В качестве примеров Н.В. Лесючевский упомянул «Убиты под Москвой» К. Воробьева как «клеветническую вещь», статью Казакова в «Литературной газете», стихи Евгения Евтушенко «Сын председателя» в сборнике «Молодая гвардия». Пора пресечь увлечение развлекательной литературой... Призвал усилить влияние коммунистической партийности в идеологической борьбе.

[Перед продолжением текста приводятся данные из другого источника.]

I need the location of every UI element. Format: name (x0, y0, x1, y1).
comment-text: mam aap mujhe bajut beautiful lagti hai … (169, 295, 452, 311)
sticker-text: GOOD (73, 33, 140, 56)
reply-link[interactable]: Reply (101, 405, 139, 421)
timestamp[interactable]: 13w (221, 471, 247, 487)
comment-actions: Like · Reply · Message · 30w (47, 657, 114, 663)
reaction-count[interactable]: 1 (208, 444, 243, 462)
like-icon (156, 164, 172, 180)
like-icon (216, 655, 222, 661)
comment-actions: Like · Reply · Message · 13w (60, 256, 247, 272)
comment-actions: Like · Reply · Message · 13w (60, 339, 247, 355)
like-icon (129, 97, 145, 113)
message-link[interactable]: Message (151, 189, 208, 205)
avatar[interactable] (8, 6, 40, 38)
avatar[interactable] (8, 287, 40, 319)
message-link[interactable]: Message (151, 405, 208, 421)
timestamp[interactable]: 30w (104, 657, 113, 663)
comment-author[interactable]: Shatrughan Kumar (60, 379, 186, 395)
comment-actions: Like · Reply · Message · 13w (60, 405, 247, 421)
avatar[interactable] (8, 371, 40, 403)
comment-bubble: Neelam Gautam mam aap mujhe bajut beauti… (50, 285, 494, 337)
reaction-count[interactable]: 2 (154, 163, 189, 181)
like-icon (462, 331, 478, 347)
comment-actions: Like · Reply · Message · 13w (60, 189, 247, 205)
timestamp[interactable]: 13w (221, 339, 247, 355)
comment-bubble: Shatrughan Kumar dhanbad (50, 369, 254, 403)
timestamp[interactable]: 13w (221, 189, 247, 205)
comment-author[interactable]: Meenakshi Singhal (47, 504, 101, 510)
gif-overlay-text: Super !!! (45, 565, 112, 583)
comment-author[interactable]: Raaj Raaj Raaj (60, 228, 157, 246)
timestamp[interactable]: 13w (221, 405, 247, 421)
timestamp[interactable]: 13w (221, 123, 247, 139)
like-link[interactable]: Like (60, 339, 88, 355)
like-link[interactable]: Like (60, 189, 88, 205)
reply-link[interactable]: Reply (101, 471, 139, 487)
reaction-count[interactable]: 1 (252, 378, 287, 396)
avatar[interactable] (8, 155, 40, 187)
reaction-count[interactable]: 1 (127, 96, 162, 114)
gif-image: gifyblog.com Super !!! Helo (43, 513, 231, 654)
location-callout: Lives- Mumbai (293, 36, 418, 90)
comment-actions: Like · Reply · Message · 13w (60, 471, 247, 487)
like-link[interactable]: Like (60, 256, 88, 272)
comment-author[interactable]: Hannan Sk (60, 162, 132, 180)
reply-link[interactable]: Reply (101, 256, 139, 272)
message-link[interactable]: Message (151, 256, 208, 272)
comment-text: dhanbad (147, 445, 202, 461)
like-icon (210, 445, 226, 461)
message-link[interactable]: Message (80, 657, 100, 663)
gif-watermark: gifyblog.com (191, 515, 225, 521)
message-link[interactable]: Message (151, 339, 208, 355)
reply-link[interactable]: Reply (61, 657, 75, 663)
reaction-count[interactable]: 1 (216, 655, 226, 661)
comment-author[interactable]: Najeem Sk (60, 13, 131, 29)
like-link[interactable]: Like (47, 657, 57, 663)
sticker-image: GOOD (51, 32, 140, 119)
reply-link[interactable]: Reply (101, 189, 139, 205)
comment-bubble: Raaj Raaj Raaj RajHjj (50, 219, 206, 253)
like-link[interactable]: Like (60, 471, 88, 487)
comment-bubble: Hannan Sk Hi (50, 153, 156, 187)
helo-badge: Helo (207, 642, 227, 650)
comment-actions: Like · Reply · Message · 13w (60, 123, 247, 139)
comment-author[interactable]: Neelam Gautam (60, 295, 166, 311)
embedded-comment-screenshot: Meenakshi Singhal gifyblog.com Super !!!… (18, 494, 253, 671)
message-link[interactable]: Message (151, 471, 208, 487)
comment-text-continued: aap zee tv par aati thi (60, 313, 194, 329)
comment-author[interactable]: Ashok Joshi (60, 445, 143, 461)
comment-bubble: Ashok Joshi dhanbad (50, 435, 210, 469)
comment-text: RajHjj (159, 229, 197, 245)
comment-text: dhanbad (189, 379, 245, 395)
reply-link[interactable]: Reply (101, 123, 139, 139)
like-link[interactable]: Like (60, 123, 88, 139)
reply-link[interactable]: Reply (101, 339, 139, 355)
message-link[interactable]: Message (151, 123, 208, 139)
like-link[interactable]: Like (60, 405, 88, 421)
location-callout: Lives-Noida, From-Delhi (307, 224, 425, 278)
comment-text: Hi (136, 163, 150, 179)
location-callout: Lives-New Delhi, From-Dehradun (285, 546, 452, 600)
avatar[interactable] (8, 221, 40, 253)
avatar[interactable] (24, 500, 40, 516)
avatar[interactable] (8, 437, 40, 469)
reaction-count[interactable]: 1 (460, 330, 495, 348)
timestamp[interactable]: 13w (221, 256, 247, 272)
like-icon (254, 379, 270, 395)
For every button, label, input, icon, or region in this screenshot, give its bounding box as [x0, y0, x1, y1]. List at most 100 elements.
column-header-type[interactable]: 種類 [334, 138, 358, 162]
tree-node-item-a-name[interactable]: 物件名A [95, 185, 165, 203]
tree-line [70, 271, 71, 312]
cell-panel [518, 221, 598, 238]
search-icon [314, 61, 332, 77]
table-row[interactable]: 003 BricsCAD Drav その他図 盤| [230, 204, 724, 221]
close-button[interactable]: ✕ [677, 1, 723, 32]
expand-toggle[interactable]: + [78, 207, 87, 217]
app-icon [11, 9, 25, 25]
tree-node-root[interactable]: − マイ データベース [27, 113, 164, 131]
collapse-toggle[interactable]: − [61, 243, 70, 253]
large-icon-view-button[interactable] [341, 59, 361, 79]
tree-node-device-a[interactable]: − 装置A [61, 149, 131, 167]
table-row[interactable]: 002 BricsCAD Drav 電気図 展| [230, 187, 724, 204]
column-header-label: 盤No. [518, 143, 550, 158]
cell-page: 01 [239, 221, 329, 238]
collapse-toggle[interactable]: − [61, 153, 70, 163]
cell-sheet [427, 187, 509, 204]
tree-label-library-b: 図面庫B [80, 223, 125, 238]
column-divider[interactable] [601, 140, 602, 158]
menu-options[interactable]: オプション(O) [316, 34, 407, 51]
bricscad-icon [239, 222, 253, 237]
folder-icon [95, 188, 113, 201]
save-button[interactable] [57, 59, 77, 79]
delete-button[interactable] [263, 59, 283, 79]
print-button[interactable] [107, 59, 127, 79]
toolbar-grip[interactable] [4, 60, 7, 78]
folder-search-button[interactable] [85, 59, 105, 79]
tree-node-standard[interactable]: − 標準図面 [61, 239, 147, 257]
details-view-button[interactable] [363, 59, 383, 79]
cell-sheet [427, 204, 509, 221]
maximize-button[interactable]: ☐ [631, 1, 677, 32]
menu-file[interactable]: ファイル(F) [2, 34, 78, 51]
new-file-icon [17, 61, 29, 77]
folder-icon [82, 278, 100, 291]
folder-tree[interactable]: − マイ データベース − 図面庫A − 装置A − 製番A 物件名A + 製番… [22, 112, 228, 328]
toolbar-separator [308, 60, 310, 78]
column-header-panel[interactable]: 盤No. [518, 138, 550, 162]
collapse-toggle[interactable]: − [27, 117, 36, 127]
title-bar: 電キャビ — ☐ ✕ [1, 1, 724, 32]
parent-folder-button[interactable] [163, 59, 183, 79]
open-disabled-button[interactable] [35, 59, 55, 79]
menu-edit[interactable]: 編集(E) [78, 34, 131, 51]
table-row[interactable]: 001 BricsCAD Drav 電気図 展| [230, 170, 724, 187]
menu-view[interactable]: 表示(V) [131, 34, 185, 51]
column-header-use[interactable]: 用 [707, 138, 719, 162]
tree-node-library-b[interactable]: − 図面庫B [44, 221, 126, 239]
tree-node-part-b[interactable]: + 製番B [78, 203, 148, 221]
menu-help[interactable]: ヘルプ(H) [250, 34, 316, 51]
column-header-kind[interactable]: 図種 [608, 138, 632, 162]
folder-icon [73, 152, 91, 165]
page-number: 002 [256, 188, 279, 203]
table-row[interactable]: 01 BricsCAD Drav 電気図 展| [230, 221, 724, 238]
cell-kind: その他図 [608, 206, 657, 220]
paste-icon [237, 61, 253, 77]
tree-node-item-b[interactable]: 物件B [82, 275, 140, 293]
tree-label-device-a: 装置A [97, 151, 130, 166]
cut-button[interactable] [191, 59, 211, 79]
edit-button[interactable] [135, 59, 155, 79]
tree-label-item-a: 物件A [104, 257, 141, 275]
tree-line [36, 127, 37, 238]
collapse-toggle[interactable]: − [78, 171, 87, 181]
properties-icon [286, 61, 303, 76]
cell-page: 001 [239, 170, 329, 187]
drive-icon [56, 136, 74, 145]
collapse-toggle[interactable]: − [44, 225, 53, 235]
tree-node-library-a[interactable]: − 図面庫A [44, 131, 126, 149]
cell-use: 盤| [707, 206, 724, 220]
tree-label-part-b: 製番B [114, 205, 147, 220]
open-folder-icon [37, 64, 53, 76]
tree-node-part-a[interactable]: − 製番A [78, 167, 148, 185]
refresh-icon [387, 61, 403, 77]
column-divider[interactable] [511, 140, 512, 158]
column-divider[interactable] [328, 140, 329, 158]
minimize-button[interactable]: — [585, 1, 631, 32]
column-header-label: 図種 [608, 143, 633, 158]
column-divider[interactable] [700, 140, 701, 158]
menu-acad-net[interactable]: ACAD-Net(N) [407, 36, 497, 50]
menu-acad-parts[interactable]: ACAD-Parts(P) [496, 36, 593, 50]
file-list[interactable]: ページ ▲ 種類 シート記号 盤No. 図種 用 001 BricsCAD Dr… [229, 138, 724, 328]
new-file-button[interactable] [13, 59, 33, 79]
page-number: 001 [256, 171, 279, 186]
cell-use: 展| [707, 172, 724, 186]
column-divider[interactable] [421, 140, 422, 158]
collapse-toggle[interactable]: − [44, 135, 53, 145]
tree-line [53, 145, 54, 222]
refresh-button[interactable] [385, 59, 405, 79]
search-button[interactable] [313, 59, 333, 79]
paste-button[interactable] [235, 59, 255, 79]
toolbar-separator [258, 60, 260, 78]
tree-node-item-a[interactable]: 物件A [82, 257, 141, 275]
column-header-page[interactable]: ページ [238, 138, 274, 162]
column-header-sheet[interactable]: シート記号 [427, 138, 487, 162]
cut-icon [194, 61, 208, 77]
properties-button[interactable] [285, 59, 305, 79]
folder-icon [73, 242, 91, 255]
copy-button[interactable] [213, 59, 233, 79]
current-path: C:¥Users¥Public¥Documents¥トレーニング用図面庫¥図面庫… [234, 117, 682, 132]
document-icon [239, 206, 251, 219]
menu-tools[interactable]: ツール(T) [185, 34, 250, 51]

Выступившая затем В.М. Карпова призвала собравшихся редакторов повысить требовательность к книгам, которые мы издаем. Необходимо строже рассмотреть свою работу в свете новых партийных требований. Мы, говорила она, держались строго партийного курса в развернувшейся идеологической борьбе. Коммунистическое воспитание наших читателей – вот главная цель нашей издательской деятельности. И в связи с этим необходимо сказать, что у нас есть сильные книги, есть слабые. Есть у нас и ошибки. Одни ошибки мы успеваем исправить, другие нет. Называет хорошие книги: Галин, Гинзбург, Евдокимов, Сергей Марков, Фиш, Ткаченко, Андронников, Иванов, Калинин, Проскурин, много хороших поэтических книг. Напомнила, что в прессе было много критических отзывов о наших книгах. Эти отзывы должны быть обсуждены в редакциях. Книги Аннинского, Аскера Евтыха и др. вызвали разные отзывы, есть положительные, есть и отрицательные, книга Фролова критически оценена Ю. Зубковым. Все эти отзывы необходимо изучить, извлечь полезное из этих критических замечаний.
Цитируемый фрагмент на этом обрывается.